Keyless allows for seamless authentication, as well as the secure management of private cryptographic keys. To enroll and authenticate users in a way that preserves privacy and increases security, Keyless combines sMPC with another important cryptographic algorithm called Shamir’s Secret Sharing (SSS) scheme.
SSS allows for private data to be split into unrecognisable pieces and distributed across a decentralized network, while requiring just a fraction of those shares to reconstruct the private data.
When a user initially enrolls for an account with Keyless, we securely distribute their encrypted biometric template to the nodes in the Keyless network. Then, if that user has private cryptographic keys, we use SSS to securely split these private keys into encrypted shares and send them to the Keyless network.
When a user authenticates with Keyless, we use sMPC to verify that the information sample provided by the user matches the biometric templates that are stored across our distributed network. Once the network verifies that the templates are a match, the user is authenticated. If the user stores their private keys with Keyless, each node independently sends back encrypted shares of the private key to the user.
Since the original template is encrypted, members in the Keyless network never see the actual biometric template, instead they measure the distance between the new sample and the stored template. If the distance is close enough to be a match, the user is authenticated and granted access to their accounts.
At no time, does anyone in the Keyless network have access to personal data — whether that’s someone’s biometric template or private keys. This allows us to securely identify and authenticate users without needing to learn anything about them.
In cryptography, a malicious adversary is a cheater or an attacker whose goal is to prevent a system from working as intended. Adversaries may attempt to discover or corrupt private data, attack the Keyless network, or impersonate a user.
Keyless combines a variety of cryptographic techniques to prevent malicious adversaries from succeeding, and to prevent data from being lost or mishandled.

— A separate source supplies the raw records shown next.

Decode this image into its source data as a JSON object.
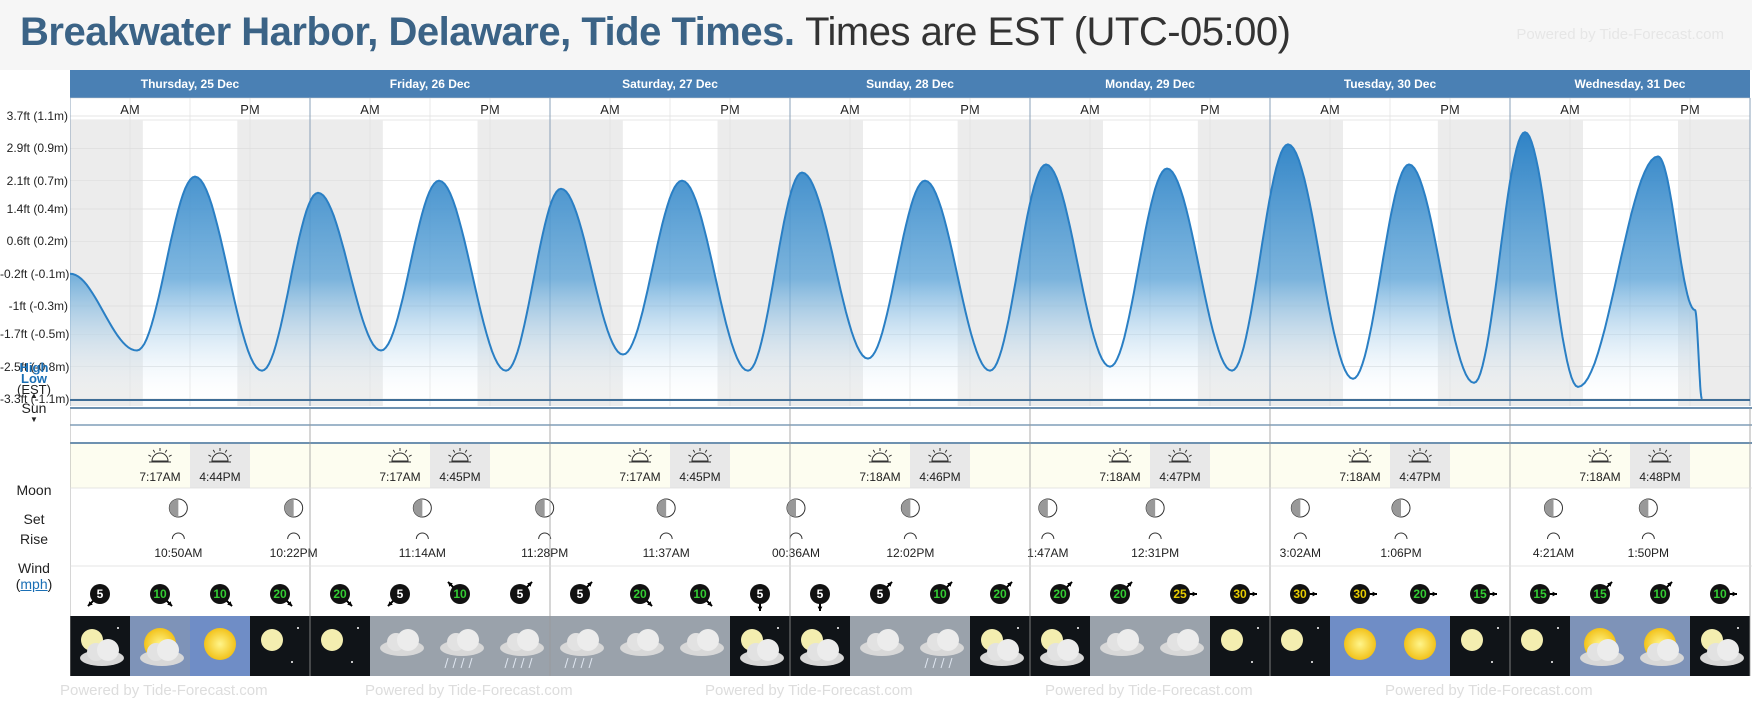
{
  "header": {
    "title": "Breakwater Harbor, Delaware, Tide Times.",
    "subtitle": "Times are EST (UTC-05:00)",
    "powered": "Powered by Tide-Forecast.com"
  },
  "colors": {
    "header_bar": "#4a80b4",
    "night_shade": "#ececec",
    "tide_fill_top": "#3c8ccb",
    "tide_line": "#2a7fc4",
    "sun_row_bg": "#fdfdf0",
    "wind_green": "#33cc33",
    "wind_yellow": "#e6cc00",
    "title": "#3b6386"
  },
  "days": [
    {
      "label": "Thursday, 25 Dec",
      "sunrise": "7:17AM",
      "sunset": "4:44PM",
      "moon_set": "10:50AM",
      "moon_rise": "10:22PM"
    },
    {
      "label": "Friday, 26 Dec",
      "sunrise": "7:17AM",
      "sunset": "4:45PM",
      "moon_set": "11:14AM",
      "moon_rise": "11:28PM"
    },
    {
      "label": "Saturday, 27 Dec",
      "sunrise": "7:17AM",
      "sunset": "4:45PM",
      "moon_set": "11:37AM",
      "moon_rise": ""
    },
    {
      "label": "Sunday, 28 Dec",
      "sunrise": "7:18AM",
      "sunset": "4:46PM",
      "moon_set": "12:02PM",
      "moon_rise": "00:36AM"
    },
    {
      "label": "Monday, 29 Dec",
      "sunrise": "7:18AM",
      "sunset": "4:47PM",
      "moon_set": "12:31PM",
      "moon_rise": "1:47AM"
    },
    {
      "label": "Tuesday, 30 Dec",
      "sunrise": "7:18AM",
      "sunset": "4:47PM",
      "moon_set": "1:06PM",
      "moon_rise": "3:02AM"
    },
    {
      "label": "Wednesday, 31 Dec",
      "sunrise": "7:18AM",
      "sunset": "4:48PM",
      "moon_set": "1:50PM",
      "moon_rise": "4:21AM"
    }
  ],
  "am_label": "AM",
  "pm_label": "PM",
  "row_labels": {
    "tide_high": "High",
    "tide_low": "Low",
    "tide_tz": "(EST)",
    "sun": "Sun",
    "moon": "Moon",
    "moon_set": "Set",
    "moon_rise": "Rise",
    "wind": "Wind",
    "wind_unit": "mph"
  },
  "wind": {
    "speeds": [
      5,
      10,
      10,
      20,
      20,
      5,
      10,
      5,
      5,
      20,
      10,
      5,
      5,
      5,
      10,
      20,
      20,
      20,
      25,
      30,
      30,
      30,
      20,
      15,
      15,
      15,
      10,
      10
    ],
    "directions": [
      "SW",
      "SE",
      "SE",
      "SE",
      "SE",
      "SW",
      "NW",
      "NE",
      "NE",
      "SE",
      "SE",
      "S",
      "S",
      "NE",
      "NE",
      "NE",
      "NE",
      "NE",
      "E",
      "E",
      "E",
      "E",
      "E",
      "E",
      "E",
      "NE",
      "NE",
      "E"
    ]
  },
  "weather": [
    "partly-cloudy-night",
    "sunny-cloudy",
    "sunny",
    "clear-night",
    "clear-night",
    "cloudy",
    "rain",
    "rain",
    "rain",
    "cloudy",
    "cloudy",
    "partly-cloudy-night",
    "partly-cloudy-night",
    "cloudy",
    "rain",
    "partly-cloudy-night",
    "partly-cloudy-night",
    "cloudy",
    "cloudy",
    "clear-night",
    "clear-night",
    "sunny",
    "sunny",
    "clear-night",
    "clear-night",
    "sunny-cloudy",
    "sunny-cloudy",
    "partly-cloudy-night"
  ],
  "chart_data": {
    "type": "area",
    "title": "Breakwater Harbor, Delaware, Tide Times.",
    "ylabel": "",
    "yticks": [
      "3.7ft (1.1m)",
      "2.9ft (0.9m)",
      "2.1ft (0.7m)",
      "1.4ft (0.4m)",
      "0.6ft (0.2m)",
      "-0.2ft (-0.1m)",
      "-1ft (-0.3m)",
      "-1.7ft (-0.5m)",
      "-2.5ft (-0.8m)",
      "-3.3ft (-1.1m)"
    ],
    "ytick_values": [
      3.7,
      2.9,
      2.1,
      1.4,
      0.6,
      -0.2,
      -1.0,
      -1.7,
      -2.5,
      -3.3
    ],
    "ylim": [
      -3.3,
      3.7
    ],
    "x_unit": "hours from Thursday 25 Dec 00:00",
    "xlim": [
      0,
      168
    ],
    "series": [
      {
        "x": [
          0,
          6.7,
          12.5,
          19.2,
          24.8,
          31.1,
          36.9,
          43.6,
          49.1,
          55.3,
          61.2,
          67.8,
          73.2,
          79.8,
          85.5,
          92.0,
          97.6,
          104.0,
          109.7,
          116.2,
          121.8,
          128.3,
          133.9,
          140.4,
          145.5,
          150.8,
          158.8,
          162.5,
          163.2
        ],
        "y": [
          -0.2,
          -2.1,
          2.2,
          -2.6,
          1.8,
          -2.1,
          2.1,
          -2.6,
          1.9,
          -2.2,
          2.1,
          -2.6,
          2.3,
          -2.3,
          2.1,
          -2.6,
          2.5,
          -2.5,
          2.4,
          -2.6,
          3.0,
          -2.8,
          2.5,
          -2.9,
          3.3,
          -3.0,
          2.7,
          -1.1,
          -3.3
        ]
      }
    ],
    "grid": true
  }
}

Keyless always encrypts a user’s biometric sample and cryptographic keys before sending them to the Keyless network. For a malicious adversary to gain access to private data stored in the Keyless network, they would first need to compromise a majority of our nodes that held a user’s shares.
However, even if an attacker were to accomplish this and gain access to a majority of the shares, they still wouldn’t learn anything about the original information, as it is encrypted during the initial enrollment stage — and the decryption key is permanently stored in the user’s devices.

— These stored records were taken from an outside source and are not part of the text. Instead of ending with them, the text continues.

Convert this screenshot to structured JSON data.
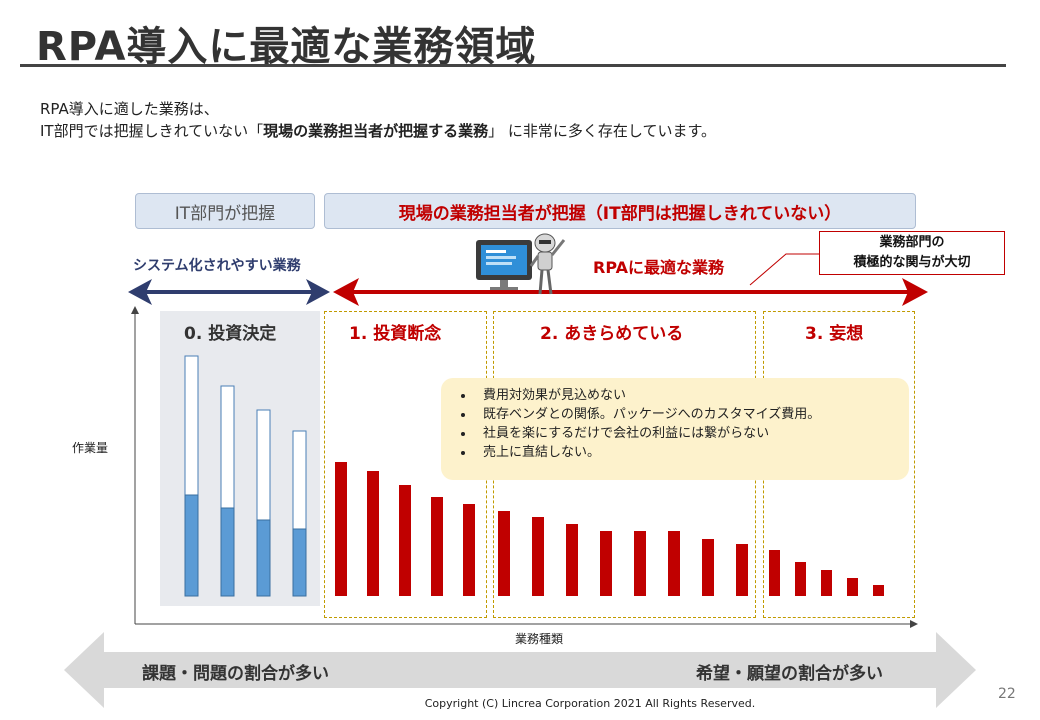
{
  "slide": {
    "title": "RPA導入に最適な業務領域",
    "intro_line1": "RPA導入に適した業務は、",
    "intro_line2_pre": "IT部門では把握しきれていない「",
    "intro_line2_bold": "現場の業務担当者が把握する業務",
    "intro_line2_post": "」 に非常に多く存在しています。",
    "page_number": "22",
    "copyright": "Copyright (C) Lincrea Corporation 2021 All Rights Reserved."
  },
  "header": {
    "it_label": "IT部門が把握",
    "field_label": "現場の業務担当者が把握（IT部門は把握しきれていない）"
  },
  "arrows": {
    "system_label": "システム化されやすい業務",
    "rpa_label": "RPAに最適な業務",
    "callout_line1": "業務部門の",
    "callout_line2": "積極的な関与が大切"
  },
  "sections": [
    {
      "label": "0. 投資決定"
    },
    {
      "label": "1. 投資断念"
    },
    {
      "label": "2. あきらめている"
    },
    {
      "label": "3. 妄想"
    }
  ],
  "notes": [
    "費用対効果が見込めない",
    "既存ベンダとの関係。パッケージへのカスタマイズ費用。",
    "社員を楽にするだけで会社の利益には繋がらない",
    "売上に直結しない。"
  ],
  "bottom": {
    "left_label": "課題・問題の割合が多い",
    "right_label": "希望・願望の割合が多い"
  },
  "colors": {
    "accent_red": "#c00000",
    "navy": "#2f3d6e",
    "bar_blue": "#5b9bd5",
    "highlight_yellow": "#fdf2cc"
  },
  "chart_data": {
    "type": "bar",
    "xlabel": "業務種類",
    "ylabel": "作業量",
    "ylim": [
      0,
      240
    ],
    "groups": [
      {
        "section": "0. 投資決定",
        "color": "#5b9bd5",
        "total": [
          240,
          210,
          186,
          165
        ],
        "filled": [
          101,
          88,
          76,
          67
        ]
      },
      {
        "section": "1. 投資断念",
        "color": "#c00000",
        "values": [
          134,
          125,
          111,
          99,
          92
        ]
      },
      {
        "section": "2. あきらめている",
        "color": "#c00000",
        "values": [
          85,
          79,
          72,
          65,
          65,
          65,
          57,
          52
        ]
      },
      {
        "section": "3. 妄想",
        "color": "#c00000",
        "values": [
          46,
          34,
          26,
          18,
          11
        ]
      }
    ]
  }
}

sMPC and SSS challenge the way we think about data sharing and identity management. With this technology it’s possible to have a future where everyone can benefit from sharing private data to gain important insights and learnings, without needing to worry about security and privacy risks.
While this technology is the backbone of Keyless, it is not exclusive to us — any company or organisation can leverage these techniques in order to share and learn from data in a way that is secure, and that does not jeopardise the privacy, safety and livelihood of others.
We believe that the widespread adoption of these technologies is key to building a better world — one where one where security and privacy are not traded for convenience, and one where users are empowered and in control of their personal data.